The seventh phrase (lines 13-14) of the intermediate version of the Oilima Markirya poem (PE16/77). The first word is the nominative form of the noun kaivo “corpse” followed by an undecipherable word nyúken and the definite allative form of the noun of sapsa “grave”: i·sapsanta “into the grave”.
The second half of the phrase seems to have the subject silmerána “gleaming moon” of the verb númetár, the present 3rd-singular masculine form of númeta- “go down”. Since silmerána is not in the nominative form, while kaivon “corpse” is, it could be that “corpse” is the formal subject, and silmerána is simply poetically descriptive.

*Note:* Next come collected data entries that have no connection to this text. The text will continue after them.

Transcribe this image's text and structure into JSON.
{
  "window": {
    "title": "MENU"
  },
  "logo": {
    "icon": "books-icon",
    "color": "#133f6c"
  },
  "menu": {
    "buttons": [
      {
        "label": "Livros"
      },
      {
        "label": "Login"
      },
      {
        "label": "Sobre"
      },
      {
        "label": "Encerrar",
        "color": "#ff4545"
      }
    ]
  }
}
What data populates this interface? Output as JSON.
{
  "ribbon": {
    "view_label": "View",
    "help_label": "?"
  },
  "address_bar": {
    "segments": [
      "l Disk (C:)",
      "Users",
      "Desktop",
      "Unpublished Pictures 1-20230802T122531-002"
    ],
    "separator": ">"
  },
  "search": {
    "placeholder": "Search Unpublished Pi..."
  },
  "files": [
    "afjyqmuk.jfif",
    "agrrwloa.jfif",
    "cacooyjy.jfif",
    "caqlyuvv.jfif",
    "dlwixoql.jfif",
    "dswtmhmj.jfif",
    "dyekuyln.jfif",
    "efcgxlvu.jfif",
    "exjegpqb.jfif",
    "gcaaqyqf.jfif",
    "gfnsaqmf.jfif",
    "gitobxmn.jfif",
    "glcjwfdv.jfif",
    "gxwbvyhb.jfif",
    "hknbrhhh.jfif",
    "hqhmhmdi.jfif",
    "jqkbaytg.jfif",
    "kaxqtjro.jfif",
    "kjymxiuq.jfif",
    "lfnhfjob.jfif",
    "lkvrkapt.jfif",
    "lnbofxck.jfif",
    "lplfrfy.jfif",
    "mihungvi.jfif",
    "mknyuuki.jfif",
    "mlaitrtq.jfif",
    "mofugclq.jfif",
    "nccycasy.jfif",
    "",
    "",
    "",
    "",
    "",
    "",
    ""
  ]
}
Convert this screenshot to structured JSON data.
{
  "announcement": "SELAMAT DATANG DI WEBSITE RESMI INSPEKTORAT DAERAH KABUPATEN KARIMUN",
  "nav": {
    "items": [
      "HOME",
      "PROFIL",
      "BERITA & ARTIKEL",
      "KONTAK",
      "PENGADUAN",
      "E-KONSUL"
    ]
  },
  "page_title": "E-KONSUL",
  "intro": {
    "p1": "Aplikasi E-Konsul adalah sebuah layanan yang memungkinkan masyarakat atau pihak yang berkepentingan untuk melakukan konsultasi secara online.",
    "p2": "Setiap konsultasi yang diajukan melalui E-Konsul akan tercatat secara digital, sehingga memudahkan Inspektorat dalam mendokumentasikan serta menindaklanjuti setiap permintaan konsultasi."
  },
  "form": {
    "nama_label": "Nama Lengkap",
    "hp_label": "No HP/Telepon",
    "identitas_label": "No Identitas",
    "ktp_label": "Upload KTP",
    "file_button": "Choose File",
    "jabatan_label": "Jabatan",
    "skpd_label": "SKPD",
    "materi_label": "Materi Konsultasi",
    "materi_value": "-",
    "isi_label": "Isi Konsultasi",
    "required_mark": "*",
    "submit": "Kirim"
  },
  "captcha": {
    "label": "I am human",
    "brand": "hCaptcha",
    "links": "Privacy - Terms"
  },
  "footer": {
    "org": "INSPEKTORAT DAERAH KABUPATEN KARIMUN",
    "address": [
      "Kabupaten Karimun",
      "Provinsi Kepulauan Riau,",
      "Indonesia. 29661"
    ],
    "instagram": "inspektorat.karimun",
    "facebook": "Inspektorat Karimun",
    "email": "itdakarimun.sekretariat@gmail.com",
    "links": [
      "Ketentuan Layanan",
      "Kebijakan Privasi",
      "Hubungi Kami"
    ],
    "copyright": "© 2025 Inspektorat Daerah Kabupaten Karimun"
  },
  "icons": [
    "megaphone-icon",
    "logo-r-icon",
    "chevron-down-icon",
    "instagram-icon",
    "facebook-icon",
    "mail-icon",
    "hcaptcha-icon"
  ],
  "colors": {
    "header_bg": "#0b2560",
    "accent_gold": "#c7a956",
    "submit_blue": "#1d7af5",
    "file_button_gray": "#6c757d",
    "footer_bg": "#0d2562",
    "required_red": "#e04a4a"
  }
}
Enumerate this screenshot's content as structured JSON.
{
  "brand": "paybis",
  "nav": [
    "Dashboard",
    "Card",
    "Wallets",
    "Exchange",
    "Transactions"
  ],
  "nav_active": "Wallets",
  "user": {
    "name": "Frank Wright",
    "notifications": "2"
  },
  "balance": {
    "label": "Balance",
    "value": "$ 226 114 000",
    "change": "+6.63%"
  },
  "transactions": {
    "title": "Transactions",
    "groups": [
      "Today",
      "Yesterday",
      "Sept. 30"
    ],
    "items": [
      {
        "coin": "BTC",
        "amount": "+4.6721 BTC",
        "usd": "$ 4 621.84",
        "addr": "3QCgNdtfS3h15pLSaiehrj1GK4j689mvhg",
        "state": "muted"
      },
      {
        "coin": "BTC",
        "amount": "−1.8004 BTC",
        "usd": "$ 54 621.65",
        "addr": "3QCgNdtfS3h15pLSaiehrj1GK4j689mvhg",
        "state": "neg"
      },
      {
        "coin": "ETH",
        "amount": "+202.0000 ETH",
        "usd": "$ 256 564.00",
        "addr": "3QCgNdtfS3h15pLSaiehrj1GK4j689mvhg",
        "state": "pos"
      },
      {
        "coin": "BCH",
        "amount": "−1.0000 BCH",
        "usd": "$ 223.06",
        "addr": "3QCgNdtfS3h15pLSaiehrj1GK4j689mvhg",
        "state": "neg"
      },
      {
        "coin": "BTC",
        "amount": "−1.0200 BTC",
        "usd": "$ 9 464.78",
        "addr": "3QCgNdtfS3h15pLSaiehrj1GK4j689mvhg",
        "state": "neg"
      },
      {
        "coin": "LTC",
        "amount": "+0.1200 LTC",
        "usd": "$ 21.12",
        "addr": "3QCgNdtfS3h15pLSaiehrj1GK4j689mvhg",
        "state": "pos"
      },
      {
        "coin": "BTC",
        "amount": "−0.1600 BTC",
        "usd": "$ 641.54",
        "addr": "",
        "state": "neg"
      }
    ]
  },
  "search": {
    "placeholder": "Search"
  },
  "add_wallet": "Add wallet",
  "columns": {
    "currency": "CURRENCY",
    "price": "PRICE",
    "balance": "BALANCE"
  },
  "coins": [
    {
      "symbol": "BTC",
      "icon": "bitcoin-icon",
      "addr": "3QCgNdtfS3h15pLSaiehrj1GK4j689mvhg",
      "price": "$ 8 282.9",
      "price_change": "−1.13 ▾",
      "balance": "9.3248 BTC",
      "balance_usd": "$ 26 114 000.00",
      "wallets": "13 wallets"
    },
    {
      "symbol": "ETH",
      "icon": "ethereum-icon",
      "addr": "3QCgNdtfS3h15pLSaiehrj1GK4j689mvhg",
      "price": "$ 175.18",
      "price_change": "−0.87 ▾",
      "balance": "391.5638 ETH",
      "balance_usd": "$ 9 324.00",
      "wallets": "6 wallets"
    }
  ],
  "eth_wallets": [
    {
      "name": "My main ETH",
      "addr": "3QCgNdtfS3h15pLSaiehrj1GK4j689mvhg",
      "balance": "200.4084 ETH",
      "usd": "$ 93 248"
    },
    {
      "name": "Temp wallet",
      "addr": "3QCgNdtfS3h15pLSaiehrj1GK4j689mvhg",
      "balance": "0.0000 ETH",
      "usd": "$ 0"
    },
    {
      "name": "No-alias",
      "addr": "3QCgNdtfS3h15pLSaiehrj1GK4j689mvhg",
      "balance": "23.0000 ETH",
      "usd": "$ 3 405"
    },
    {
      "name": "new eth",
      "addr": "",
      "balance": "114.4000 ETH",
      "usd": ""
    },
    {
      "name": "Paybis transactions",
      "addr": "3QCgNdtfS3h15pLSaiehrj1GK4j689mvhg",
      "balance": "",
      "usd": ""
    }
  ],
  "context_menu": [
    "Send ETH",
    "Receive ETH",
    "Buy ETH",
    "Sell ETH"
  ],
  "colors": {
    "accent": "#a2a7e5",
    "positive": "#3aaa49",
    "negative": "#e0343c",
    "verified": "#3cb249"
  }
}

The phrase loosely corresponds to the thirteenth and fourteenth lines of the English translations of the poem LA2a-LA2b (PE16/68-9): “(in) the moon falling, a corpse into a grave”, but seems to be closer to the lines in the first English translation LA1a (PE16/67): “the moon went down like a corpse into a grave”.
Decomposition: Broken into its constituent elements, this phrase would be:
> kaivo-n nyúken i·sapsa-nta silme-rána númetá-r = “✱corpse-(nominative) [?] the·grave-into gleaming-moon go-down-he”
Conceptual Development: The first word was initially written without the nominative inflection as kaivo (PE16/79).
A word glossed as either “silver moon” (MC/220) or “the gleaming moon” (PE16/75) appearing in the ᴱQ. Oilima Markirya poem from around 1930s and its earlier drafts, apparently a combination of ᴱQ. Rána “moon” with some (adjectival?) element ᴱQ. silme.